Teaching pay fund not hit, says Cork ETB

The head of a Cork educational authority has insisted that both funding for teachers’ salaries and the body’s capital expenditure were not cut as a result of legal settlements it paid out over a number of years.

Teaching pay fund not hit, says Cork ETB

A whistleblower who had highlighted oversight issues at the former County Cork VEC disputed the statement, and said “cuts must have been made somewhere” to meet the costs.

Ted Owens, chief executive of Cork Education and Training Board, previously admitted schools and centres “suffered” when the body — formerly County Cork VEC — paid out €553,000 in legal costs and settlements over a four-year period.

Mr Owens recently appeared before the Oireachtas public-spending watchdog to discuss a number of issues arising at County Cork VEC. Public Accounts Committee chairman John McGuinness had described the oversight of the VEC, prior to Mr Owens’ appointment, as like the Wild West.

“If you were paying that towards legal settlements something was suffering. Someone was not getting the money. The money was not paid to you to make legal settlements. What was suffering?” Mr McGuinness asked.

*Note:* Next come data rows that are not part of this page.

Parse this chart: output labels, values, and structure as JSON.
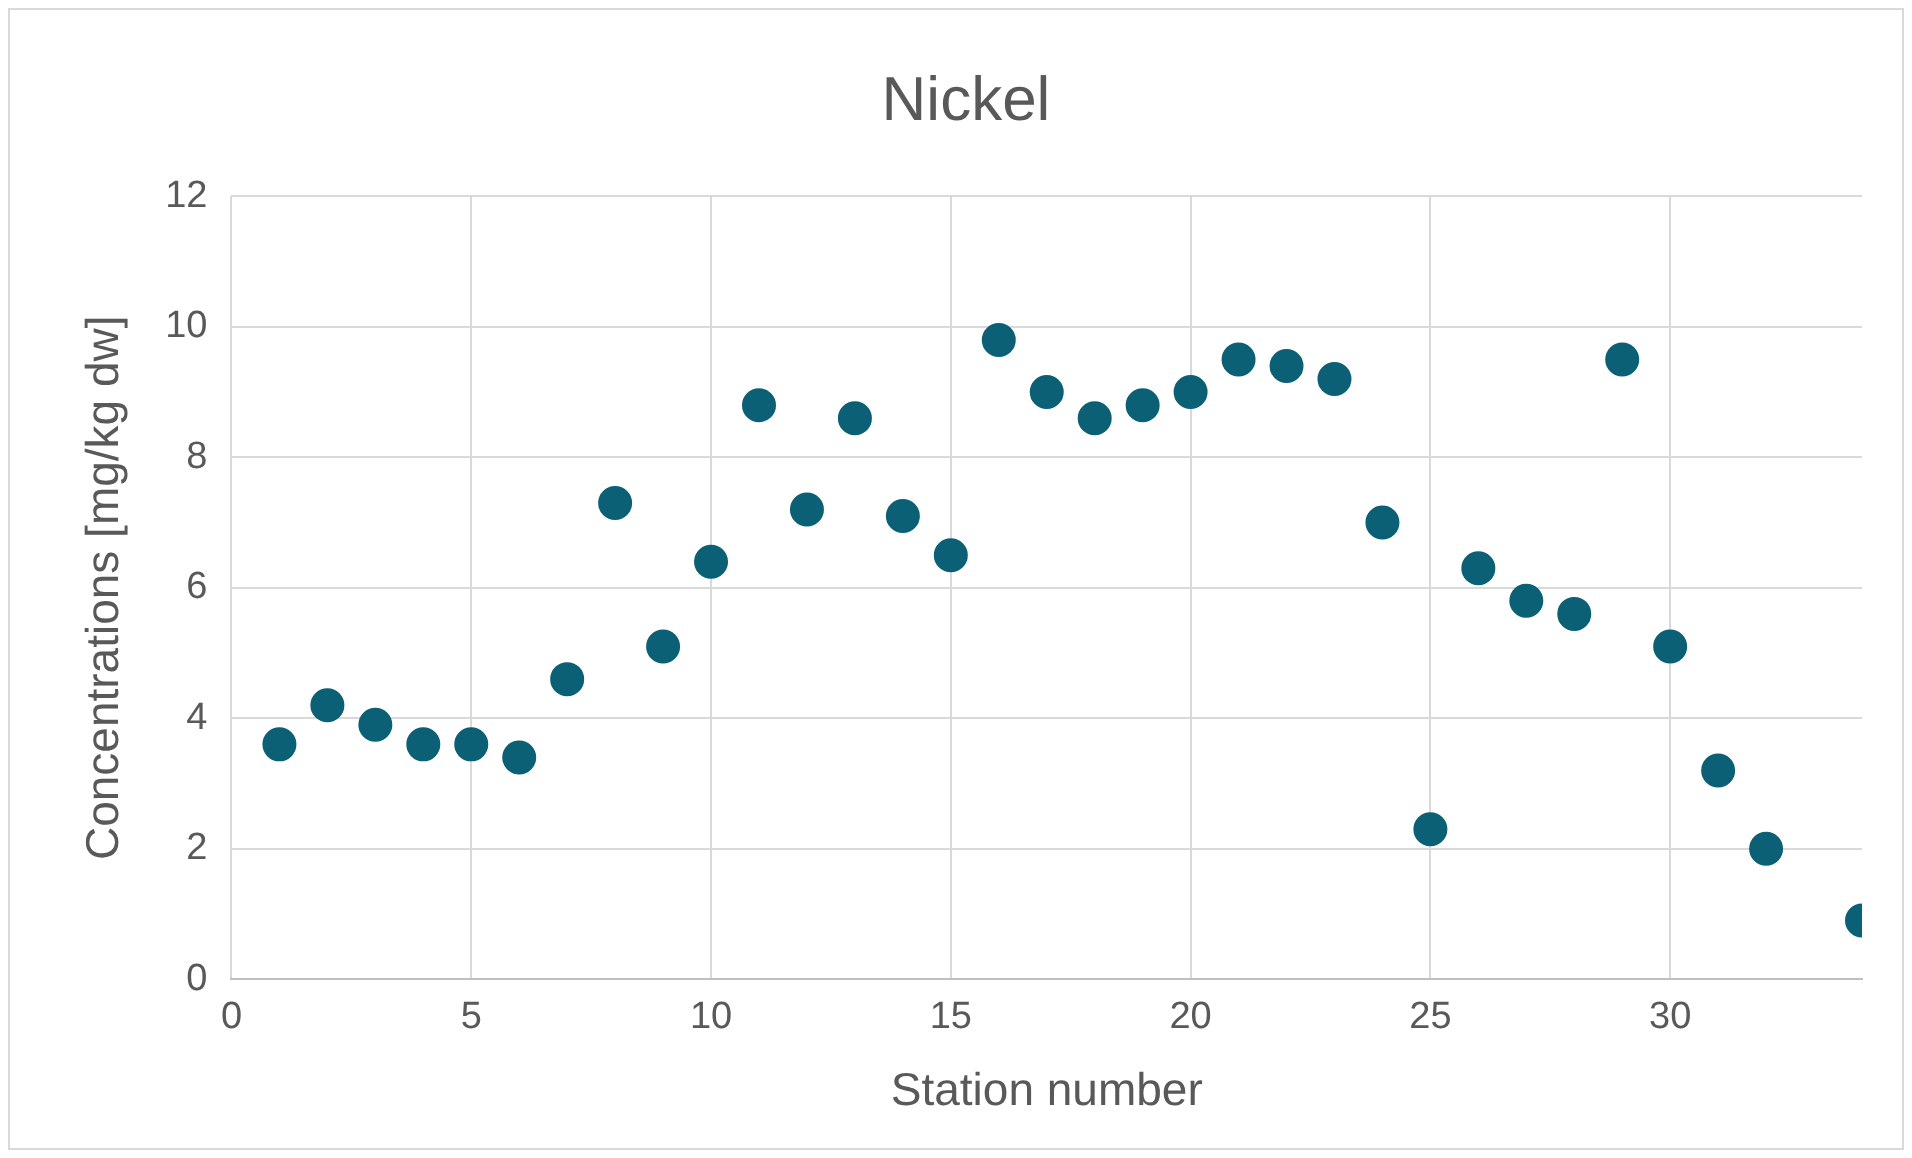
{
  "chart_data": {
    "type": "scatter",
    "title": "Nickel",
    "xlabel": "Station number",
    "ylabel": "Concentrations [mg/kg dw]",
    "x": [
      1,
      2,
      3,
      4,
      5,
      6,
      7,
      8,
      9,
      10,
      11,
      12,
      13,
      14,
      15,
      16,
      17,
      18,
      19,
      20,
      21,
      22,
      23,
      24,
      25,
      26,
      27,
      28,
      29,
      30,
      31,
      32,
      34
    ],
    "series": [
      {
        "color": "#0b6076",
        "values": [
          3.6,
          4.2,
          3.9,
          3.6,
          3.6,
          3.4,
          4.6,
          7.3,
          5.1,
          6.4,
          8.8,
          7.2,
          8.6,
          7.1,
          6.5,
          9.8,
          9.0,
          8.6,
          8.8,
          9.0,
          9.5,
          9.4,
          9.2,
          7.0,
          2.3,
          6.3,
          5.8,
          5.6,
          9.5,
          5.1,
          3.2,
          2.0,
          0.9
        ]
      }
    ],
    "xlim": [
      0,
      34
    ],
    "xticks": [
      0,
      5,
      10,
      15,
      20,
      25,
      30
    ],
    "ylim": [
      0,
      12
    ],
    "yticks": [
      0,
      2,
      4,
      6,
      8,
      10,
      12
    ],
    "grid": true,
    "marker": "circle",
    "legend": false
  }
}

Mr Owens replied: “The budget to schools and centres was suffering.”

Cork ETB has declined to elaborate, when asked by the Irish Examiner, on how schools suffered, instead insisting through a PR firm that salaries and capital expenditure were unaffected.

County Cork VEC spent €553,000 on legal costs and settlements from 2010 to 2013, with the payments arising from disputes with staff.

It paid out €178,000 in 2010, spent €64,500 on settlement and fees in 2011, paid €159,200 in 2012, and incurred costs of €151,300 for similar payments in 2013.

A statement issued on behalf of Cork ETB said County Cork VEC had a budget of about €100m per annum and fees and settlements would represent 0.18% of its budget in 2010, when such costs were at their highest.

“Cork ETB moved to address the issue of high legal costs by introducing new procurement procedures for legal fees. Cork ETB was one of the first ETBs to introduce tendering procedures for legal services in 2014,” Mr Owens said in a statement.

While a spokeswoman for Cork ETB said the body could not outline from which budget the settlement and legal fees were drawn, she insisted salary and capital spending budgets were ringfenced and unaffected by the spending.

Humphrey Deegan, a former chairman of the VEC’s audit committee who highlighted oversight issues the body, said some services must have been impacted.

“They can’t have it both ways, either they were misleading the Public Accounts Committee then when they said that schools were suffering or they are misleading the public now,” he said.

“County Cork VEC would not have that kind of discretionary funding. For that they would need a supplementary budget from the Department of Education.”

Mr Deegan was a member of the VEC and chair of its audit committee until he resigned from the role in September 2011. The VEC had moved to relieve him of his position after he brought oversight concerns to the attention of the Public Accounts Committee.